Have you had any significant mentors who have helped you beyond supervision in the lab?
My supervisor, Prof. Peter Cullen, was a great mentor throughout my PhD. In particular, he helped me see at what point it is worth pursuing hypotheses, at what point it is more productive to move on to something else, and also to be positive about the work I have done. In addition, my current supervisor, Prof. Corinne Antignac, has helped me to develop confidence in my abilities to direct a research project, and to keep in mind what I want as an outcome, particularly as it relates to further understanding a cellular process in the context of patient interests.

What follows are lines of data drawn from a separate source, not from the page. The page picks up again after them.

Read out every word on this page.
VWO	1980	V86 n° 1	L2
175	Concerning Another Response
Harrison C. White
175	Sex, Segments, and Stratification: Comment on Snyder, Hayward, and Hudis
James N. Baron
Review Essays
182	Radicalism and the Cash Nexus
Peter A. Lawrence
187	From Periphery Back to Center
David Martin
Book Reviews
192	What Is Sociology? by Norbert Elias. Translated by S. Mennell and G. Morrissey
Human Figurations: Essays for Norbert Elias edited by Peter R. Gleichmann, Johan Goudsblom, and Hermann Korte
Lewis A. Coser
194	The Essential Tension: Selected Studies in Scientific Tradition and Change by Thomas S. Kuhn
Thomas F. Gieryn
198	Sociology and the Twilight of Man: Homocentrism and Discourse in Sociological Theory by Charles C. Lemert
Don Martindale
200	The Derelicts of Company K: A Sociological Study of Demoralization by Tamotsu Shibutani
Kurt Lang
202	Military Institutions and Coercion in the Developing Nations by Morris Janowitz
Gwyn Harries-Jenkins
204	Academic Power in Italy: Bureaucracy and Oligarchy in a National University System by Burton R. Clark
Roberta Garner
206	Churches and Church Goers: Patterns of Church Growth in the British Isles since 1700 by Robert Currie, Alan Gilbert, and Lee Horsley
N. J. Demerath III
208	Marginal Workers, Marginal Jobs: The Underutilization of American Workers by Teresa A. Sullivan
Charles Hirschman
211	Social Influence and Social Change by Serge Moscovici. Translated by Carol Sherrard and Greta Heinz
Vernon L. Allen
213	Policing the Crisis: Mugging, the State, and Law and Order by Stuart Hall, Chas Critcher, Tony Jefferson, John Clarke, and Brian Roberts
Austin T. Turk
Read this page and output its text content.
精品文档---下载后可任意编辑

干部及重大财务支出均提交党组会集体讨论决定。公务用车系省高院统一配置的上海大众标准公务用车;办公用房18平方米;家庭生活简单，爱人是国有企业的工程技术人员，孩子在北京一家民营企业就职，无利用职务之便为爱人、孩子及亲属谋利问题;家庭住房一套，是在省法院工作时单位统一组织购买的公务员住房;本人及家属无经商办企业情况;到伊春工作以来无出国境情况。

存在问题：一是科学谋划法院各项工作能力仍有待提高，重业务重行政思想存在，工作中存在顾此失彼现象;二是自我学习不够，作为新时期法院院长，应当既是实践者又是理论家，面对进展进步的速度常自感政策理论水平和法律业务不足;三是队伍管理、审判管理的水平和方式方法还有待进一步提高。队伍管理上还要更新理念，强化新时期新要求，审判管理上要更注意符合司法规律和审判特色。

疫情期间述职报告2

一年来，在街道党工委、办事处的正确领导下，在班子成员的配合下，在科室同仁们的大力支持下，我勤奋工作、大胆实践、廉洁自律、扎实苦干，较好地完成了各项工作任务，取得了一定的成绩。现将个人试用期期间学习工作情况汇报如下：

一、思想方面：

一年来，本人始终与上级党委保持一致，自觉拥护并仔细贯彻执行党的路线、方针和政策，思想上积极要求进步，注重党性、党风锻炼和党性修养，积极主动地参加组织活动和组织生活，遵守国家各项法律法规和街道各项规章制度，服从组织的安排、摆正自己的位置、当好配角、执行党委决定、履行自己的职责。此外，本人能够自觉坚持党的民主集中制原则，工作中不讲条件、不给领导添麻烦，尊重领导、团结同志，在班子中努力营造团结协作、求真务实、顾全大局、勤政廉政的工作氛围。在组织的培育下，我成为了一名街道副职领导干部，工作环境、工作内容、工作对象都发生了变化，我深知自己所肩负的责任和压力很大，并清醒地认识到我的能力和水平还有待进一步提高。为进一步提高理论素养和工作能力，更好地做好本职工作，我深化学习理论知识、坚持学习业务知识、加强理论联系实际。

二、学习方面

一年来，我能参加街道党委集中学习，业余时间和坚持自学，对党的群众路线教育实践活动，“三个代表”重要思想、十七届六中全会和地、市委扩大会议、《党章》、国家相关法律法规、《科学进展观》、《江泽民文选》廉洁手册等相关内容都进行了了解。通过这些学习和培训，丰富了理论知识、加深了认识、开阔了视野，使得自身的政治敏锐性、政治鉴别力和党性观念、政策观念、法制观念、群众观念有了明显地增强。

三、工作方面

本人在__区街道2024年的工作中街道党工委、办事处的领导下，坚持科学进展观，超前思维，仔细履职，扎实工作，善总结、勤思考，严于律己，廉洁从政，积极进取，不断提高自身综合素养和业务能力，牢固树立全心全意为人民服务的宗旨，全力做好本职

“I met people from all over the world […] and also wanted to work in a field where I would both have the chance to travel, and to work with people from cultures different to my own.”
What motivated you to pursue a career in science, and what have been the most interesting moments on the path that led you to where you are now?
I have been motivated to pursue a career in science since I took part in the summer student programme at the Cancer Research UK London Research Institute in 2011. Although I have always been interested in science, I was totally enamoured by the fact that the people I met at the LRI had almost total control over their work, and had the privilege to work on something that fascinated them every day, which was also in the interest of improving the lives of people with cancer. I met people from all over the world at the LRI, and also wanted to work in a field where I would both have the chance to travel, and to work with people from cultures different to my own. One of my most interesting experiences in my scientific career so far was a short internship I did at the Institute of Food Research (now the Quadram Institute) in Norwich. I was in the lab performing microarray analysis, but the lab I worked in was also carrying out an intervention study, looking at the effects of ‘super broccoli’ on cardiovascular health. I spent a few afternoons in the fields by the institute, helping to harvest the super broccoli.
Who are your role models in science? Why?
I have to say that my scientific role model is Dr Britta Weigelt, who I met during my internship at the LRI. I was inspired by the passion and enthusiasm with which she approached her work on gynaecological cancers, and by her subsequent career progression towards a group leader position at the Memorial Sloan–Kettering Cancer Center.
What's next for you?
I am currently just over a year into my first postdoc at Imagine Institute in Paris, where I am working to uncover the mechanism of disease in a subset of Galloway–Mowat syndrome (GAMOS) patients. GAMOS is an extremely rare nephrocerebellar syndrome affecting mostly children, and I am hoping to stay at Imagine for the foreseeable future, working up the results I have into a more complete story, and improving my French.
Tell us something interesting about yourself that wouldn't be on your CV
I recently provided the voice for a tent in a promotional video for a chain of French sports shops.
Frances Tilley's contact details: Laboratory of Hereditary Kidney Diseases, Imagine Institute, Necker Hospital, 24 Boulevard du Montparnasse, Paris 75015, France.